Positive association of seed yield per plant with number of pods per plant was also reported by Fufa (2013),
Lodhi et al., (2015), Wojo et al., (2016) and Patil (2018) with plant height by Jain
et al., (2013),
Lodhi et al., (2015), Singh and Kakani (2017) and
Panwar et al., (2018) with pod length was by
Wojo et al., (2016) and
Panwar et al., (2018) with pod width by
Panwar et al., (2018) with leaf yield per plant by
Lodhi et al., (2015), Gurjar et al., (2016) and
Singh et al., (2016) with thousands seed weight was also obtained by
Jain et al., (2013), Singh (2014),
Lodhi et al., (2015), Gurjar et al., (2016), Wojo et al., (2016) and
Panwar et al., (2018). High positive direct effect (0.3-0.99) on seed yield per plant were showed by number of pods per plant (0.852), thousands seed weight (0.424), green leaf yield per plant (0.376) and days to 50 per cent flowering (0.345) (Table 4).

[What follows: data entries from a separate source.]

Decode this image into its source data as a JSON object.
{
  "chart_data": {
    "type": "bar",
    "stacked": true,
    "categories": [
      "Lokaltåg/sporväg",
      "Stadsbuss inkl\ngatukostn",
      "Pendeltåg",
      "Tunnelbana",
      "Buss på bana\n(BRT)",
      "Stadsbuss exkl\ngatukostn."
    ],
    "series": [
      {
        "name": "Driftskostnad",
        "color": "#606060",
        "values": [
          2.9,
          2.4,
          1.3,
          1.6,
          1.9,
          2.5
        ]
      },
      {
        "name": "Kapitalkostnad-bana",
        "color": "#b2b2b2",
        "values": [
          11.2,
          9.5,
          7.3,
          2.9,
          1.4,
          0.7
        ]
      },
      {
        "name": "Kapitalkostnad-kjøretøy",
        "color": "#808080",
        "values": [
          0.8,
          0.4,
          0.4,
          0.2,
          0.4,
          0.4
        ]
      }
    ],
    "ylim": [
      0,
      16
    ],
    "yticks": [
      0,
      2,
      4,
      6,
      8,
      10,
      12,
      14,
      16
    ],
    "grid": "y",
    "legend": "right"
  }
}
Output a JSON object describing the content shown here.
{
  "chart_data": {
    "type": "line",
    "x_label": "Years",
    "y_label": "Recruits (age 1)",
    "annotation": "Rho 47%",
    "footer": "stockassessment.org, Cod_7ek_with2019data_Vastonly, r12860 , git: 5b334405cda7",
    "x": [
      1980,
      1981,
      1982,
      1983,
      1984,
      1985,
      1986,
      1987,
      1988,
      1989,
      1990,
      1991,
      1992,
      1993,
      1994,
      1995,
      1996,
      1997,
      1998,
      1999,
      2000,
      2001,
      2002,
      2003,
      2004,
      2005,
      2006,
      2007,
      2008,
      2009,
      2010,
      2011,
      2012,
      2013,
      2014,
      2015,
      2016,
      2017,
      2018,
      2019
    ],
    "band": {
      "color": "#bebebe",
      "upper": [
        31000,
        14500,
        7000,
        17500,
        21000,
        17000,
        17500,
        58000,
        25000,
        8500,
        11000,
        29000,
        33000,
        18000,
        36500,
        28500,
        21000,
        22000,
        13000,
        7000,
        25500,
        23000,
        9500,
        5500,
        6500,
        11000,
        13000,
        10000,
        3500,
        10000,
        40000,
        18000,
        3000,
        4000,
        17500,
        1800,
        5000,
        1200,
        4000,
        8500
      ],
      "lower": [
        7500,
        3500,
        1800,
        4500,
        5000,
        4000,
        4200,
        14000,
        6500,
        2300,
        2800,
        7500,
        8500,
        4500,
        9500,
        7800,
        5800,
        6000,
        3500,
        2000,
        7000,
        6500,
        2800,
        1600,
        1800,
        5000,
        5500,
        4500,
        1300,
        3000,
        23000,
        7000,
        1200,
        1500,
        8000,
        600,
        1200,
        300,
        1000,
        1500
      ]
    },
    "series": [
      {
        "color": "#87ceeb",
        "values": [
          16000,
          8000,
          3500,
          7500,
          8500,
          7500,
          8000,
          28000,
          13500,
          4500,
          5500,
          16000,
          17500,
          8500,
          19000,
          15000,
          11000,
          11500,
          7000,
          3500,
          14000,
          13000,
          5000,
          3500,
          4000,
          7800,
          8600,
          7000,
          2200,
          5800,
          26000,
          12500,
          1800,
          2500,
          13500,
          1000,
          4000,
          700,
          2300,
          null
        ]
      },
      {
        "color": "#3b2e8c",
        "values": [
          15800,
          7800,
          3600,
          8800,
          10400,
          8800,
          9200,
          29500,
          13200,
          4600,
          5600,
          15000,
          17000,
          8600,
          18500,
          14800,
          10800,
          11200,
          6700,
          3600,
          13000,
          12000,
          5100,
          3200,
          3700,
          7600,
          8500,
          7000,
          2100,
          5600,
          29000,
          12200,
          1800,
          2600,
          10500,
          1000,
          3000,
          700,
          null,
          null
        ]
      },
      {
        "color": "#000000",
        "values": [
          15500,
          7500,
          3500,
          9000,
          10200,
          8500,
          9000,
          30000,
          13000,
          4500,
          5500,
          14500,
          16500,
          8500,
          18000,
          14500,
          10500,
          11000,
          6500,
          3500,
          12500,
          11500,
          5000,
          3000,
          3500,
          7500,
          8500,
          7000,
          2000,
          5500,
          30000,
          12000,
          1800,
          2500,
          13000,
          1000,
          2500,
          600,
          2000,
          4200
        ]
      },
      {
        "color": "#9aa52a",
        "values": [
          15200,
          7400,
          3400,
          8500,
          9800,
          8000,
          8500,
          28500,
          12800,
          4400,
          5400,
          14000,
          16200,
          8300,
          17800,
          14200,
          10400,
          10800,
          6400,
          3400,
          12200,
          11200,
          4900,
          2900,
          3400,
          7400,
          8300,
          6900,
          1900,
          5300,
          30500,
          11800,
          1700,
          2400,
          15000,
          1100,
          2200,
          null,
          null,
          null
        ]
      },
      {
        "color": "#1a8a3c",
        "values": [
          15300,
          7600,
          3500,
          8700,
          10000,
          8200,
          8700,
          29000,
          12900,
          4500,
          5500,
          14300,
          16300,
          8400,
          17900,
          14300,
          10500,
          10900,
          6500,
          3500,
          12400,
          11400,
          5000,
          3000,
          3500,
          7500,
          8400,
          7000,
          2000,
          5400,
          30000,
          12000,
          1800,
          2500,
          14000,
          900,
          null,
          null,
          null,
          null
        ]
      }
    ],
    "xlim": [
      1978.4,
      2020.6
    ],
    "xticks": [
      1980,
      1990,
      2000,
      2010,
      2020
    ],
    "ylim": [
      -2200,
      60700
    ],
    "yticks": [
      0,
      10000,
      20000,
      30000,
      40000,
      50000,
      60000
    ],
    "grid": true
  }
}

The traits like number of pods per plant, thousand seed weight and leaf yield per plant exhibited high direct effects on seed yield per plant along with significant positivecorrelation indicating that these traits could be used as most important selection criteria for seed yield improvement in fenugreek.
Diversity analysis
For a successful crop improvement program, assessment of genetic divergence is very essential. It facilitates the selection of suitable parents for hybridization program. It is well known fact that higher the genetic diversity among the parents greater will be the possibility of getting desirable segregants or heterotic hybrids.
Cluster obtained
The analysis of pooled data results in formation of nine different clusters (Table 5), cluster I (15) contained maximum number of genotypes followed by cluster II (9) and cluster IV (6). Cluster III, cluster V, cluster VI, cluster VII, cluster VIII and cluster IX, each had only one genotype. Similarly, the fenugreek genotypes were grouped into 9 clusters by
Pathak et al., (2014), 5 clusters by
Kakani et al., (2015), 6 clusters by
Wojo et al., (2015), 4 clusters by
Tariyal et al., (2017) and 2 clusters by
Panwar et al., (2018).
Among eight clusters, maximum intra cluster distance (Table 6) was observed in cluster IV (21.07) followed by cluster II (17.54) and cluster I (15.64) while other clusters showed no intra cluster distances. Highest inter cluster distance was recorded between cluster VII and IV (46.07) followed by cluster VIII and IV (45.97), cluster IX and VIII (42.39), cluster VI and IV (40.22) and cluster VIII and III (37.92). The least inter cluster distance was observed in between cluster V and III (13.91). Similar findings of intra and inter cluster distances were observed by Kole and Goswami (2015),
Wojo et al., (2015), Tariyal et al., (2017), Panwar et al., (2018), Sindhu et al., (2018) and
Yadav et al., (2018).
Contribution of characters to divergence
During the pooled analysis, among all the sixteen characters, number of pods per plant (31.68%) showed maximum contribution followed by number of leaves per plant at 60 DAS (25.68%), days to first flowering (10.96%), plant height (8.41%), seed yield per plant (7.36%), thousands seed weight (4.05%), green leaf yield per plant (3.60%), number of seeds per pod (3.30%), node of first flowering (2.40%), number of leaves per plant at 30 DAS (1.35%), number of primary branches per plant (0.30%), days to 50 per cent flowering (0.30%), days to seed maturity (0.30%), number of leaves per plant at 45 DAS (0.15%) and pod width (0.15%). The character, pod length showed negligible contribution towards the genetic divergence (Table 7). Similarly, pod number, thousands seed weight and number of primary branches per plant by
Mathur et al., (1992), plant height by
Jain et al., (2006) and test weight by
Panwar et al., (2018) were reported as main contributing characters towards the total genetic divergence.
The above obtained results provides clue about the presence of sufficient genetic diversity among the genotypes under investigation. The grouping of genotypes in different clusters is highly useful as these groups represent the heterotic pools and genotypes from diverse groups can be crossed to obtain heterosis and transgressive segregants.